Outros oito detentos ouvidos pelo grupo de fiscalização do Tribunal afirmaram que o ‘chantilly’ é expediente recorrente na penitenciária.

Para a Justiça de Mato Grosso, “os relatos dos detentos, corroborados pelas imagens das câmeras, evidenciam que indivíduos inescrupulosos estão utilizando o arsenal estatal para a prática de crimes de tortura”.

No entendimento da Corte, “os elementos colhidos na inspeção de 2025 evidenciam que a forma de atuação da unidade de Sinop projeta, perante presos e familiares, a imagem de um poder paralelo que se sobrepõe às decisões do Tribunal de Justiça e do GMF – Grupo de Monitoramento e Fiscalização do Sistema Prisional.”

COM A PALAVRA, A SECRETARIA DE ESTADO DE JUSTIÇA DE MATO GROSSO

A Secretaria de Estado de Justiça (Sejus) recebeu no dia 12 de dezembro o relatório de inspeção realizado pelo Tribunal de Justiça de Mato Grosso (TJMT) na Penitenciária Dr. Osvaldo Florentino Leite Ferreira, em Sinop.

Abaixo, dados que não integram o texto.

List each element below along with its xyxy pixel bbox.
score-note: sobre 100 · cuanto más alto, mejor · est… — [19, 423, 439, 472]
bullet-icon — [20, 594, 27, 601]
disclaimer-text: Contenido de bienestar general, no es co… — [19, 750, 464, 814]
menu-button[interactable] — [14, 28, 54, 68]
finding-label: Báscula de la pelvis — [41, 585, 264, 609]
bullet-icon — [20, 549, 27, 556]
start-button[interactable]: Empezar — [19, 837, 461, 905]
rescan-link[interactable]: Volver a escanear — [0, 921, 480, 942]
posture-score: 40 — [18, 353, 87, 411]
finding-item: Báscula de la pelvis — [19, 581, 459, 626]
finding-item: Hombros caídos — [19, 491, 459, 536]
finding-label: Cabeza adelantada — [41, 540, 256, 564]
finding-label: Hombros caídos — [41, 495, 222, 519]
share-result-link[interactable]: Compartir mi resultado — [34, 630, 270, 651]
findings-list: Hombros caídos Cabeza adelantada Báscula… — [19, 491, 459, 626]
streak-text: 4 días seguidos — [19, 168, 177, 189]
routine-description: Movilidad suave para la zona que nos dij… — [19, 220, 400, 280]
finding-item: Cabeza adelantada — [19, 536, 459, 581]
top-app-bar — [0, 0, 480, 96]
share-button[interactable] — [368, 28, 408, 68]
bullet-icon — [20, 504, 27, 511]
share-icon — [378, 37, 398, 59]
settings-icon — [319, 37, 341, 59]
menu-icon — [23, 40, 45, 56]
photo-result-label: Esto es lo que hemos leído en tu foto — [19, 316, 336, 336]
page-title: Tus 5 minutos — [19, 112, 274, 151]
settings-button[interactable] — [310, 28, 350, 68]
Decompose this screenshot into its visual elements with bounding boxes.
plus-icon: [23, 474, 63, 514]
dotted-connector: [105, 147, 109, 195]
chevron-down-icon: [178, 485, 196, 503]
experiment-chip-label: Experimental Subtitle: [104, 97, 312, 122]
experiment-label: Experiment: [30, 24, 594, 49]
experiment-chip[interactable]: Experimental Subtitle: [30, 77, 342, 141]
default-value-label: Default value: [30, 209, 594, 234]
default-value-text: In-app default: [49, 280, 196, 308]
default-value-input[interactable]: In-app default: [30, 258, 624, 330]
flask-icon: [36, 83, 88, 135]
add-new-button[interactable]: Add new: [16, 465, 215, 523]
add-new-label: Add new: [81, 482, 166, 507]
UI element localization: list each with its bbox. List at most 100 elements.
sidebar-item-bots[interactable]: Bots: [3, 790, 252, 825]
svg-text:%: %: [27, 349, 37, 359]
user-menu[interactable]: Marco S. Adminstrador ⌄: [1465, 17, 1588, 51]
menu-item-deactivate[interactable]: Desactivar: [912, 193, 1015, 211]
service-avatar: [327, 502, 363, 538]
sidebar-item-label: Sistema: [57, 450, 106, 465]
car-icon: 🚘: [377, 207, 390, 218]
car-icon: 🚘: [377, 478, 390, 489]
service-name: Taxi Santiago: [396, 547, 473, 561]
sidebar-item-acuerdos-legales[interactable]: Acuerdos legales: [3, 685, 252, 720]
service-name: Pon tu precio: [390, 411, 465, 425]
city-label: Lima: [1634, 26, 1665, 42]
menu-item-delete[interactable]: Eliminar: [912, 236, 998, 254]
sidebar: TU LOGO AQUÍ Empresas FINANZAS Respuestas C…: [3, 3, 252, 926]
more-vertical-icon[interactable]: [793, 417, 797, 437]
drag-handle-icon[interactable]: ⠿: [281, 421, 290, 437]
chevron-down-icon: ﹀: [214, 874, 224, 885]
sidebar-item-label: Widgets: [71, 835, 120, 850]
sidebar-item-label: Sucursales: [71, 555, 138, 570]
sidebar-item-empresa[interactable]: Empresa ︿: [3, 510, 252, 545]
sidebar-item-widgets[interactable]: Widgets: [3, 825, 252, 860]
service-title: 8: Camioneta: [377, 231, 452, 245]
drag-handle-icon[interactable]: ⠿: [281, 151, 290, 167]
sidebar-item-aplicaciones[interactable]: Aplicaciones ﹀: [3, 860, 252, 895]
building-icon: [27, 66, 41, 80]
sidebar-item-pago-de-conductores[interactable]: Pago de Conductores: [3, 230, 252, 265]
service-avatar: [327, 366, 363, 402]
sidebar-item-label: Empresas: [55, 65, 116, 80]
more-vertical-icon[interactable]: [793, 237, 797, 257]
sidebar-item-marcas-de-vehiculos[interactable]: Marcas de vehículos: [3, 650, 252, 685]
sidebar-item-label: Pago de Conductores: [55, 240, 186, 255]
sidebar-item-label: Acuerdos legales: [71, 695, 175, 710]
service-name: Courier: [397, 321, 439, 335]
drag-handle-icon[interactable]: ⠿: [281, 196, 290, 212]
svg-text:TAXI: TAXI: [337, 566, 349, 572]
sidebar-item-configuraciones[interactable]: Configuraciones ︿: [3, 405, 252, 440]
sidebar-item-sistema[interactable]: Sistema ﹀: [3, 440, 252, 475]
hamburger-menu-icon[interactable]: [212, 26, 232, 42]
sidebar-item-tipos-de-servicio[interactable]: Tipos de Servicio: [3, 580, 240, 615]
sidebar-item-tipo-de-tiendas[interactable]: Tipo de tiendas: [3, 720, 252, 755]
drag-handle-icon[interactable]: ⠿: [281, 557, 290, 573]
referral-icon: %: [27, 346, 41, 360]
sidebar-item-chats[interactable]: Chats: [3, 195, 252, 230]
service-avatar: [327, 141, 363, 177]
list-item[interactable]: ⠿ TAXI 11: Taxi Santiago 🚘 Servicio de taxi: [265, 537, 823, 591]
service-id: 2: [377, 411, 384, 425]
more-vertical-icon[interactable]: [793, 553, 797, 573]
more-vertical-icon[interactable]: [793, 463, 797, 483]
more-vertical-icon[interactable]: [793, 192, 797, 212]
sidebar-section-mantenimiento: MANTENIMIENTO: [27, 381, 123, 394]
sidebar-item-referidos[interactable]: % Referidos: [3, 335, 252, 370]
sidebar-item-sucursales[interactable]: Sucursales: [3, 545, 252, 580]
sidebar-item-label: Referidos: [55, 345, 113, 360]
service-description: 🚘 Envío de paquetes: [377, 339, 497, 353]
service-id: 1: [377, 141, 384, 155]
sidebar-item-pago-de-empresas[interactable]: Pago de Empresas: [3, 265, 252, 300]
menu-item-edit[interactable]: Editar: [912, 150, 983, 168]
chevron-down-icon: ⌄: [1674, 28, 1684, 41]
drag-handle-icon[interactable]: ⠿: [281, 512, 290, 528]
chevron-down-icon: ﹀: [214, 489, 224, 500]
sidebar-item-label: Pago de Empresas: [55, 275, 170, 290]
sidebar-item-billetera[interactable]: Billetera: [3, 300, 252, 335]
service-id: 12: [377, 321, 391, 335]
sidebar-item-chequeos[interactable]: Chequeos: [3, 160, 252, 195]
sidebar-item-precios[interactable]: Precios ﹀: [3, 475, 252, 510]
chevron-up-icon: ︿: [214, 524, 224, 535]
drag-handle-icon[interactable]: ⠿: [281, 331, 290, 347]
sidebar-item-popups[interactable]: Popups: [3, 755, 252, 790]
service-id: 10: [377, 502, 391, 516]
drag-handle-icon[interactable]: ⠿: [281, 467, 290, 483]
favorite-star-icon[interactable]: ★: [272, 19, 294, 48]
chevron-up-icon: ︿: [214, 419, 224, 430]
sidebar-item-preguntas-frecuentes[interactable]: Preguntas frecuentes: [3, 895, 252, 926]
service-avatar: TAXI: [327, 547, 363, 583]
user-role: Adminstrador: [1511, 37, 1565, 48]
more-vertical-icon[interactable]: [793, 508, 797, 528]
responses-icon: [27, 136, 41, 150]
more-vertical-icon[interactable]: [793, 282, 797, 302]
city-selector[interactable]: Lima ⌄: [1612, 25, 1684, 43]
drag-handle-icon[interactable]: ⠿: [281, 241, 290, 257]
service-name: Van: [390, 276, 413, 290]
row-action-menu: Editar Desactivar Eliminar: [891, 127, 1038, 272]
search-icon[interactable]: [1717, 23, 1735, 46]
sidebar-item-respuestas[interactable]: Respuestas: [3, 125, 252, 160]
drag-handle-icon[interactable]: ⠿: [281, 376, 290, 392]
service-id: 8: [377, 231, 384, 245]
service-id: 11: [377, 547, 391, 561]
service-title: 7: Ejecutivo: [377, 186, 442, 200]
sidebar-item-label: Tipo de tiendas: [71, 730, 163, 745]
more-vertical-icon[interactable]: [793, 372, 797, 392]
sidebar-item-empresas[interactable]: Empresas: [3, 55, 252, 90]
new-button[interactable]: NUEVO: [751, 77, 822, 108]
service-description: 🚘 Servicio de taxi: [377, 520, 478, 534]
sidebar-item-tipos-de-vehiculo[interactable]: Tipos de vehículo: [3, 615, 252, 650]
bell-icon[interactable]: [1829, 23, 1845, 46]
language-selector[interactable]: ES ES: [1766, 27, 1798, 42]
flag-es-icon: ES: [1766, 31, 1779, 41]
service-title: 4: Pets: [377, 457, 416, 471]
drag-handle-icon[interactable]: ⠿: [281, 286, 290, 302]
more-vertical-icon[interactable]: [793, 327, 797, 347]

Paralelamente à referida inspeção, a Sejus instaurou procedimento administrativo de apuração, conduzido pela Corregedoria-Geral da instituição, com a finalidade de examinar de forma minuciosa e imparcial os fatos, que ocorreram durante um início de motim por parte dos reeducandos, que tentaram, na ocasião, destruir as celas da carceragem e avançar contra os policiais penais.

Esta Secretaria ressalta ainda que, durante o ano de 2025, não houve denúncia formal, em nenhum órgão fiscalizador, sobre suposta tortura na referida penitenciária.

A Sejus reitera ainda que não coaduna com nenhum tipo de abuso ou prática criminosa e, caso seja confirmado, serão adotadas as medidas cabíveis para a devida responsabilização.